Description: We present strontium (Sr) isotope ratios that, unlike traditional 87Sr/86Sr data, are not normalized to a fixed 88Sr/86Sr ratio of 8.375209 (defined as δ88/86Sr = 0 relative to NIST SRM 987). Instead, we correct for isotope fractionation during mass spectrometry with a 87Sr–84Sr double spike. This technique yields two independent ratios for 87Sr/86Sr and 88Sr/86Sr that are reported as (87Sr/86Sr*) and (δ88/86Sr), respectively. The difference between the traditional radiogenic (87Sr/86Sr normalized to 88Sr/86Sr = 8.375209) and the new 87Sr/86Sr* values reflect natural mass-dependent isotope fractionation. In order to constrain glacial/interglacial changes in the marine Sr budget we compare the isotope composition of modern seawater ((87Sr/86Sr*, δ88/86Sr)Seawater) and modern marine biogenic carbonates ((87Sr/86Sr*, δ88/86Sr)Carbonates) with the corresponding values of river waters ((87Sr/86Sr*, δ88/86Sr)River) and hydrothermal solutions ((87Sr/86Sr*, δ88/86Sr)HydEnd) in a triple isotope plot. The measured (87Sr/86Sr*, δ88/86Sr)River values of selected rivers that together account for not, vert, similar18% of the global Sr discharge yield a Sr flux-weighted mean of (0.7114(8), 0.315(8)‰). The average (87Sr/86Sr*, δ88/86Sr)HydEnd values for hydrothermal solutions from the Atlantic Ocean are (0.7045(5), 0.27(3)‰). In contrast, the (87Sr/86Sr*, δ88/86Sr)Carbonates values representing the marine Sr output are (0.70926(2), 0.21(2)‰). We estimate the modern Sr isotope composition of the sources at (0.7106(8), 0.310(8)‰).

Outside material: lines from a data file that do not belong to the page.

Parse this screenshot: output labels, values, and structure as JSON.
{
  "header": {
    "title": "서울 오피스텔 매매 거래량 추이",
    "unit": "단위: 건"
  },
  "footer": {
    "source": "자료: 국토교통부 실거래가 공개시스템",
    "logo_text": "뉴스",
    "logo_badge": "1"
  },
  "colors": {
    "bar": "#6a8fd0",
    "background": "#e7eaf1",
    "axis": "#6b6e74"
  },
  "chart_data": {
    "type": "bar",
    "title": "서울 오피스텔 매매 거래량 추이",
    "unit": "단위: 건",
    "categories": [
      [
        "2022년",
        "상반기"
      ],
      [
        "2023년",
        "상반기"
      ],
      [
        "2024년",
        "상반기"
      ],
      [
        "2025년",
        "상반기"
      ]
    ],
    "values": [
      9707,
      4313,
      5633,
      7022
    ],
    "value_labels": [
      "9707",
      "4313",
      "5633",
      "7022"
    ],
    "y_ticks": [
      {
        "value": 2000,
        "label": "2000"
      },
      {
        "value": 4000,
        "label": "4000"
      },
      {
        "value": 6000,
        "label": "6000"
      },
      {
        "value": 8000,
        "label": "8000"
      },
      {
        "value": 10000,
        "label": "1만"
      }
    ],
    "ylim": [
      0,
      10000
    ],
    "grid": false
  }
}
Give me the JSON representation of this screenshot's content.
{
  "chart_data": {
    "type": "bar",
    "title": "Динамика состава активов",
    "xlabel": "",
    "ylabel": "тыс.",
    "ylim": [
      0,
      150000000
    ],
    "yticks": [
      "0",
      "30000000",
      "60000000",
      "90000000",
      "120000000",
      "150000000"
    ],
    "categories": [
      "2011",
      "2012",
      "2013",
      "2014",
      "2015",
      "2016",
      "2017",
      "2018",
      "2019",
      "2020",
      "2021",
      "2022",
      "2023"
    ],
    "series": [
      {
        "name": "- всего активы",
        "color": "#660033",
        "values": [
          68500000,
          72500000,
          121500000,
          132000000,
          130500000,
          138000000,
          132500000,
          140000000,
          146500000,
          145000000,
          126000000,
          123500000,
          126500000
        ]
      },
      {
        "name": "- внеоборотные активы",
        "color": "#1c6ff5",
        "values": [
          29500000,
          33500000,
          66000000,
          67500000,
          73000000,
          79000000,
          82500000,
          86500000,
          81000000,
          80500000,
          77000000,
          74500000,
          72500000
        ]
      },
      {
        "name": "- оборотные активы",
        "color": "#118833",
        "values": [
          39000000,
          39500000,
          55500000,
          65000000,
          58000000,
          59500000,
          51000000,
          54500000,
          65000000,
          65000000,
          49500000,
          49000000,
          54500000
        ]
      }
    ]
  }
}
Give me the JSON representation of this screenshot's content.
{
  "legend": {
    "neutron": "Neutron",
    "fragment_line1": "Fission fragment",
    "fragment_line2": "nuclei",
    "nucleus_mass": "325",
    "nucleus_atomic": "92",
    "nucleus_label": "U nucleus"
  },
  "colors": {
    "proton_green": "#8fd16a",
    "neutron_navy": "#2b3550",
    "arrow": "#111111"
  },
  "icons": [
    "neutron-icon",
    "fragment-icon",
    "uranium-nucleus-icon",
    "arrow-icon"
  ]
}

The difference between the estimated (87Sr/86Sr*, δ88/86Sr)input and (87Sr/86Sr*, δ88/86Sr)output values reflects isotope disequilibrium with respect to Sr inputs and outputs. In contrast to the modern ocean, isotope equilibrium between inputs and outputs during the last glacial maximum (10–30 ka before present) can be explained by invoking three times higher Sr inputs from a uniquely “glacial” source: weathering of shelf carbonates exposed at low sea levels. Our data are also consistent with the “weathering peak” hypothesis that invokes enhanced Sr inputs resulting from weathering of post-glacial exposure of abundant fine-grained material.